Payoff: The Hidden Logic That Shapes Our Motivations (Ted Books) by Dan Ariely
Author:Dan Ariely
Language: eng
Format: azw3
ISBN: 1501120042
Publisher: Simon & Schuster/ TED
Published: 2016-11-15T00:00:00+00:00
An Experiment at Intel
Because the problem of determining the best way to motivate people is so vast and context dependent, there isn’t (nor will there ever be) one experiment that would give us the one true answer to this question. Researchers can take only small steps in hopes of discovering how managers and policymakers can make slightly less damaging mistakes in their attempts to motivate people.
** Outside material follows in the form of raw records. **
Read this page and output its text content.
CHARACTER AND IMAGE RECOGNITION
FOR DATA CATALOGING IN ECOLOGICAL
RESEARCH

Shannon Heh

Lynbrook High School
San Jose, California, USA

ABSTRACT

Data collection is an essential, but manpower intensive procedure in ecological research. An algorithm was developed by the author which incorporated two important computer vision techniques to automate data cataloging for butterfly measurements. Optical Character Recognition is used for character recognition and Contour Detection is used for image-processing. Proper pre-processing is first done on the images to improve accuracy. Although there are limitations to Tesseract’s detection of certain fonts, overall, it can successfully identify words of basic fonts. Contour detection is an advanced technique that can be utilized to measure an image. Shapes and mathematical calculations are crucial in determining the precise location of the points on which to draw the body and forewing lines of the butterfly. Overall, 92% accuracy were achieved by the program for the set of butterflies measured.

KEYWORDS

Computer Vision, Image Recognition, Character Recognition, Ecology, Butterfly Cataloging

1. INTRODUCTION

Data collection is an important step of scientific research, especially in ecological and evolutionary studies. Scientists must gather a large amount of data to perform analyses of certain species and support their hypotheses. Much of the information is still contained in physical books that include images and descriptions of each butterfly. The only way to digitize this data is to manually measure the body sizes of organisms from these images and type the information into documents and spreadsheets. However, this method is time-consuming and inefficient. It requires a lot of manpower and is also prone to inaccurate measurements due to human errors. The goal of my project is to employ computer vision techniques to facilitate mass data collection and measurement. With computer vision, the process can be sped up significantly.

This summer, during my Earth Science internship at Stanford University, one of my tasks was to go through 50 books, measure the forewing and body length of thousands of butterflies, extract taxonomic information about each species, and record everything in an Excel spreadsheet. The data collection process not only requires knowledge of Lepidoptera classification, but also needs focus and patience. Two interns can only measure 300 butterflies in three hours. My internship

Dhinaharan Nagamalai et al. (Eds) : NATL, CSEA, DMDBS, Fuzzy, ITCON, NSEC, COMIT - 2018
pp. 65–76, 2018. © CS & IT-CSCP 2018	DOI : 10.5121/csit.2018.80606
Quite a few years ago, Uri Gneezy (a professor at the University of San Diego California), George Loewenstein (a professor at Carnegie Mellon University), Nina Mazar (a professor at the University of Toronto), and I carried out some lab experiments on the effectiveness of large bonuses.13 One of our main findings was that when the bonus size became very large, performance decreased dramatically. This counterintuitive effect stemmed from the stress and fear of possibly not getting the bonus. But that was a lab result. And since the laboratory environment is inherently limited in its ability to capture the true, complex nature of labor, we’ve spent years searching for ways to experiment with real employees at their workplaces. We wanted to study bonuses because almost all companies use some type of bonus, yet despite their ubiquity—and the fact that compensation is most businesses’ largest expense—little is known about how effective bonuses really are. Even less is understood about what forms of payment work best. So understanding the effects of bonuses became our white whale.
When looking for a promising testing ground for experiments on motivation and performance, we thought about the types of jobs that would be best and worst to study. Defining the best jobs to study is complex, but we can probably agree that one of the worst types of job anyone could consider for this purpose is something like mine. Since I’m a university professor, my productivity is hard to quantify. Does my employer measure my output by the number of papers I publish? The number of talks I give? The hours of teaching I put in? The number of good ideas I have? It’s also difficult to measure the quality of my work. For example, is this book any good, and by whose standards? Nor is the link between motivation and output direct or clear. Sometimes I might be highly motivated to find a particular answer to a question, but the concept I am working on is not the right one. Sometimes I might not be terribly motivated, but I stumble on a good research topic. The challenges with measuring my productivity are not unique to professors; in fact, they are common to most knowledge workers. Your productivity is likely to be as complex, if not more so, than mine to measure.
To test the effectiveness of different motivations, we needed to study a work environment in which employee output could be easily and accurately measured and where the tasks were more or less constant.
I lucked out when Guy Hochman, then a Duke postdoctoral fellow, introduced me to Liad Bareket, who worked in the HR department at Intel in Israel.